When I was a teenager…

…I worked as a bag boy in a southern supermarket (Publix). As one of the busiest stores, we were chosen to test making fresh squeezed juice in the store at customers' request. As a social person, this sounded like a pretty cool job so I asked my manager if I could get some shifts on the juice machine. Unfortunately, it wasn't possible because baggers can't be juicers

Anything is possible.

People are surprised when I tell them I have a 4.0 GPA, work 2 jobs, while doing research, having 4 internships finished, being president of my student government, having a VS model as a girlfriend and having an amazing social life.
I mean, anything's possible when you lie.

Capitalism, Communism, and Socialism have a meeting for afternoon tea

Communism collapses on the way there and dies from malnutrition. Socialism is so late from collecting welfare to buy the tea that he decides to go home. However, Capitalism - seeing that neither of the two showed up - buys his own tea, finishes his lunch break, and goes back to work.

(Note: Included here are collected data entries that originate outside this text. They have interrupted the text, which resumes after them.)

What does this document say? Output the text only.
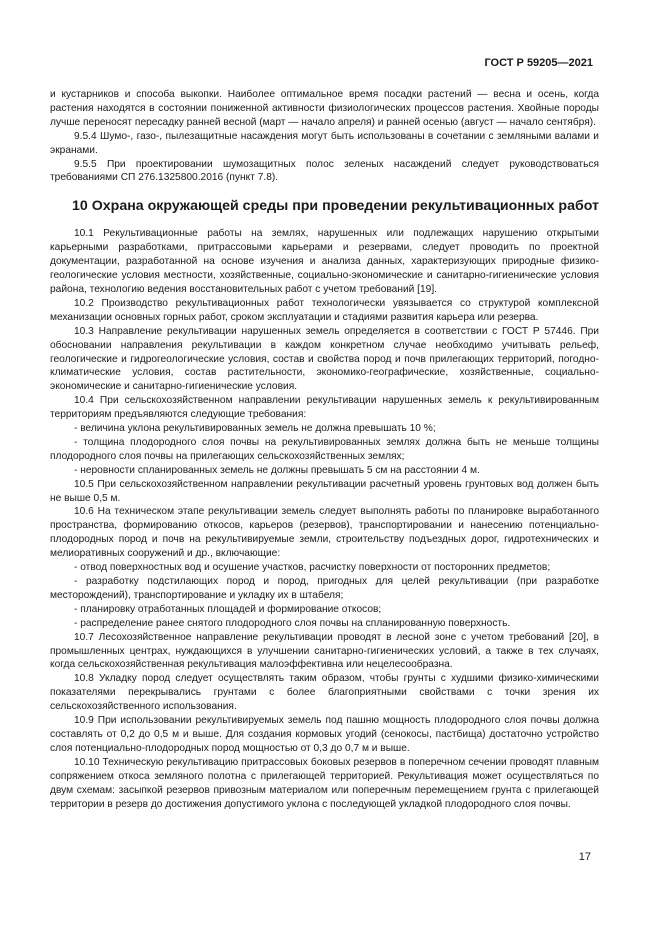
ГОСТ Р 59205—2021

и кустарников и способа выкопки. Наиболее оптимальное время посадки растений — весна и осень, когда растения находятся в состоянии пониженной активности физиологических процессов растения. Хвойные породы лучше переносят пересадку ранней весной (март — начало апреля) и ранней осенью (август — начало сентября).

9.5.4 Шумо-, газо-, пылезащитные насаждения могут быть использованы в сочетании с земляными валами и экранами.

9.5.5 При проектировании шумозащитных полос зеленых насаждений следует руководствоваться требованиями СП 276.1325800.2016 (пункт 7.8).

10 Охрана окружающей среды при проведении рекультивационных работ

10.1 Рекультивационные работы на землях, нарушенных или подлежащих нарушению открытыми карьерными разработками, притрассовыми карьерами и резервами, следует проводить по проектной документации, разработанной на основе изучения и анализа данных, характеризующих природные физико-геологические условия местности, хозяйственные, социально-экономические и санитарно-гигиенические условия района, технологию ведения восстановительных работ с учетом требований [19].

10.2 Производство рекультивационных работ технологически увязывается со структурой комплексной механизации основных горных работ, сроком эксплуатации и стадиями развития карьера или резерва.

10.3 Направление рекультивации нарушенных земель определяется в соответствии с ГОСТ Р 57446. При обосновании направления рекультивации в каждом конкретном случае необходимо учитывать рельеф, геологические и гидрогеологические условия, состав и свойства пород и почв прилегающих территорий, погодно-климатические условия, состав растительности, экономико-географические, хозяйственные, социально-экономические и санитарно-гигиенические условия.

10.4 При сельскохозяйственном направлении рекультивации нарушенных земель к рекультивированным территориям предъявляются следующие требования:

- величина уклона рекультивированных земель не должна превышать 10 %;

- толщина плодородного слоя почвы на рекультивированных землях должна быть не меньше толщины плодородного слоя почвы на прилегающих сельскохозяйственных землях;

- неровности спланированных земель не должны превышать 5 см на расстоянии 4 м.

10.5 При сельскохозяйственном направлении рекультивации расчетный уровень грунтовых вод должен быть не выше 0,5 м.

10.6 На техническом этапе рекультивации земель следует выполнять работы по планировке выработанного пространства, формированию откосов, карьеров (резервов), транспортировании и нанесению потенциально-плодородных пород и почв на рекультивируемые земли, строительству подъездных дорог, гидротехнических и мелиоративных сооружений и др., включающие:

- отвод поверхностных вод и осушение участков, расчистку поверхности от посторонних предметов;

- разработку подстилающих пород и пород, пригодных для целей рекультивации (при разработке месторождений), транспортирование и укладку их в штабеля;

- планировку отработанных площадей и формирование откосов;

- распределение ранее снятого плодородного слоя почвы на спланированную поверхность.

10.7 Лесохозяйственное направление рекультивации проводят в лесной зоне с учетом требований [20], в промышленных центрах, нуждающихся в улучшении санитарно-гигиенических условий, а также в тех случаях, когда сельскохозяйственная рекультивация малоэффективна или нецелесообразна.

10.8 Укладку пород следует осуществлять таким образом, чтобы грунты с худшими физико-химическими показателями перекрывались грунтами с более благоприятными свойствами с точки зрения их сельскохозяйственного использования.

10.9 При использовании рекультивируемых земель под пашню мощность плодородного слоя почвы должна составлять от 0,2 до 0,5 м и выше. Для создания кормовых угодий (сенокосы, пастбища) достаточно устройство слоя потенциально-плодородных пород мощностью от 0,3 до 0,7 м и выше.

10.10 Техническую рекультивацию притрассовых боковых резервов в поперечном сечении проводят плавным сопряжением откоса земляного полотна с прилегающей территорией. Рекультивация может осуществляться по двум схемам: засыпкой резервов привозным материалом или поперечным перемещением грунта с прилегающей территории в резерв до достижения допустимого уклона с последующей укладкой плодородного слоя почвы.

17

In honor of The Challenger disaster: proof that I have no soul.

How do we know Christa McAuliffe had dandruff?
Her head and shoulders washed up on the shore.
It was said that Christa's pupils were hit the hardest... by the instrument panel.
As she left for work that day she said to her husband "you feed the dog, i'll feed the fish."
How do you know her eyes were blue?
One blew one way the other blew another way.
Christa used to teach Social Studies ...now she's History
What does NASA stand for? Need another seven astronauts.